External Affairs Minister S. Jaishankar is likely to hold a bilateral meeting with Afghanistan’s acting foreign minister Amir Khan Muttaqi in Tashkent, Uzbekistan, on the sidelines of the Shanghai Cooperation Organisation (SCO) foreign ministers’ meeting being held under the Uzbek presidency, ThePrint has learnt.
While there is no official confirmation on the meeting from either side, Afghanistan’s Taliban regime has been requesting a meeting with Jaishankar ever since India decided to reopen its embassy in Kabul in June this year, diplomatic sources told ThePrint.

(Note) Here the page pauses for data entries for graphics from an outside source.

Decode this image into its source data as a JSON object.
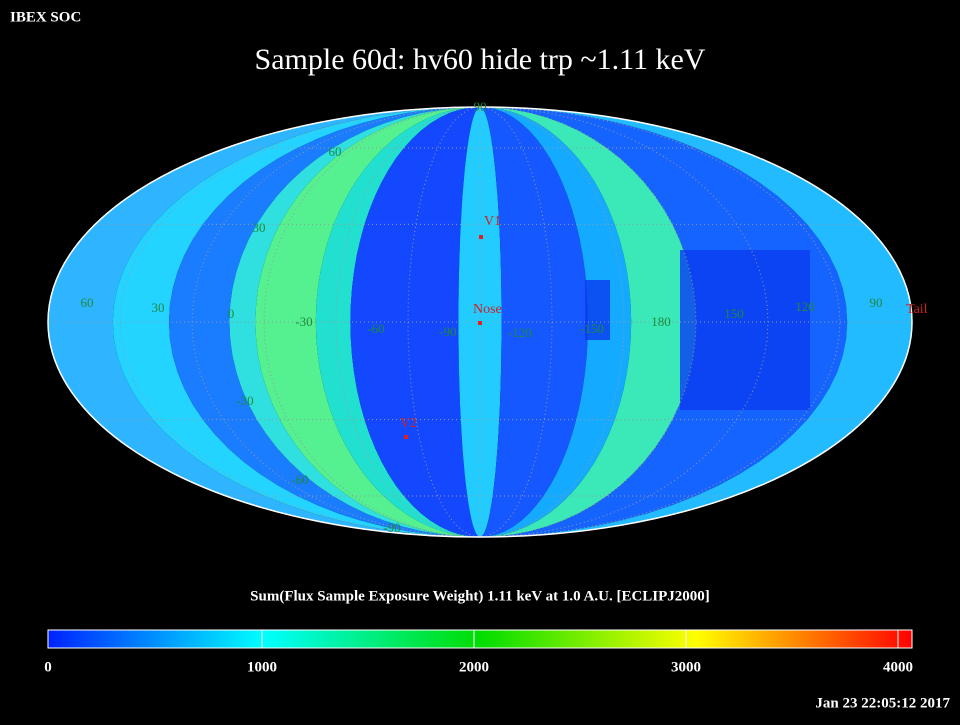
{
  "header": {
    "org": "IBEX SOC",
    "title": "Sample 60d: hv60 hide trp ~1.11 keV",
    "timestamp": "Jan 23 22:05:12 2017"
  },
  "map": {
    "grid_labels": [
      "90",
      "60",
      "30",
      "60",
      "30",
      "0",
      "-30",
      "-60",
      "-90",
      "-120",
      "-150",
      "180",
      "150",
      "120",
      "90",
      "-30",
      "-60",
      "-90"
    ],
    "markers": [
      {
        "label": "V1"
      },
      {
        "label": "Nose"
      },
      {
        "label": "V2"
      },
      {
        "label": "Tail"
      }
    ]
  },
  "colorbar": {
    "title": "Sum(Flux Sample Exposure Weight)  1.11 keV at 1.0 A.U. [ECLIPJ2000]",
    "ticks": [
      "0",
      "1000",
      "2000",
      "3000",
      "4000"
    ]
  }
}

If such a meeting does take place, it will be the first ever face-to-face interaction between Jaishankar and Muttaqi.
The proposed meeting, top-level sources said, will purely focus on issues concerning humanitarian aid and assistance meant for the Afghan people.
Jaishankar left Thursday on a two-day visit to Uzbekistan for the SCO foreign ministers’ meeting, where he is expected to have a slew of bilateral meetings on the sidelines of the main event.
While Jaishankar and Muttaqi are likely to take stock of the humanitarian aid flowing from India to Afghanistan at the proposed meeting, the Afghan side is likely to make a proposal for New Delhi to resume work on some of the mega Indian infrastructure projects that were stalled by the overthrow of the former Ashraf Ghani government in Kabul, sources told ThePrint.
Jaishankar, on the other hand, is likely to “insist strongly” on the fact that New Delhi will not tolerate a rise in terrorism on Afghan soil, thereby reiterating the stand India took under UNSC Resolution 2593 passed in August last year during its presidency of the UN Security Council, sources added.